Simon löste die Dose aus meiner verkrampften Hand. Mir war gar nicht bewusste, dass ich sie immer noch hielt. Er stellte sie in den Wandschrank zurück und schloss ihn wieder. Danach trug er mich in sein Bett und legte sich neben mich. Sein Armen umfingen fest meinen Körper. Er hielt mich ganz fest an sich gedrückt, als wollte er mich nie wieder loslassen. Die Schluchzer erschütterten meinen Körper und liessen mich beben.

Ich weiss nicht mehr, wie lange ich weinend da lag. Ich konnte an nichts mehr denken. Ich weinte einfach. Ich weinte um das vorher. Wie sehr wünschte ich mir gerade, dass ich es nie erfahren hätte, dass ich nie mit ihm zusammengekommen war. Klar, mir war bewusst, wie egoistisch das war, aber ich konnte nichts gegen diese Gedanken tun.

"Schlaf heute noch bei mir, Süsse, okay? Dann kann ich dir morgen alles erzählen. Ich schreibe nur kurz deinen Eltern, dass sie sich keine Sorgen machen." Erschöpft nickte ich. Am liebsten wäre ich jetzt einfach eingeschlafen und nie mehr aufgewacht. Ich wollte nicht, dass es morgen wurde. Ich wollte gar nicht wissen, wie schlimm seine Depression war. Was er schon alles durchmachen musste, denn ich wusste, wenn ich das alles hörte, bekam Simon von mir eine Glaskugel um sich herum, welche niemals einen Sprung bekommen durfte.

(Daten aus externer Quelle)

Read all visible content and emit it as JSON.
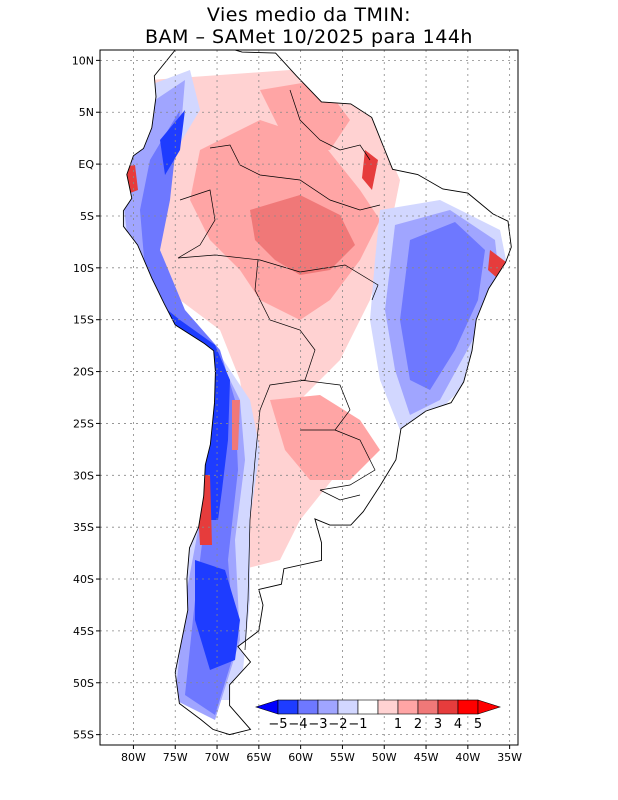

Wenn einem eine Person leidtut, tut man alles für, nicht wahr? Man tröstet sie, man nimmt jegliche Schuld auf sich... und so weiter eben. Ihr kennt das. Man will auf keinen Fall etwas Falsches machen oder sagen. Das Einzige, was man verhindern will, ist diese Person zu verletzen. Genauso ging es mir. Und ich wusste, dass man so keine gesunde Beziehung führen konnte. Ich drückte meine schmerzenden Augen fest zusammen und wartete darauf, dass ich einschlief.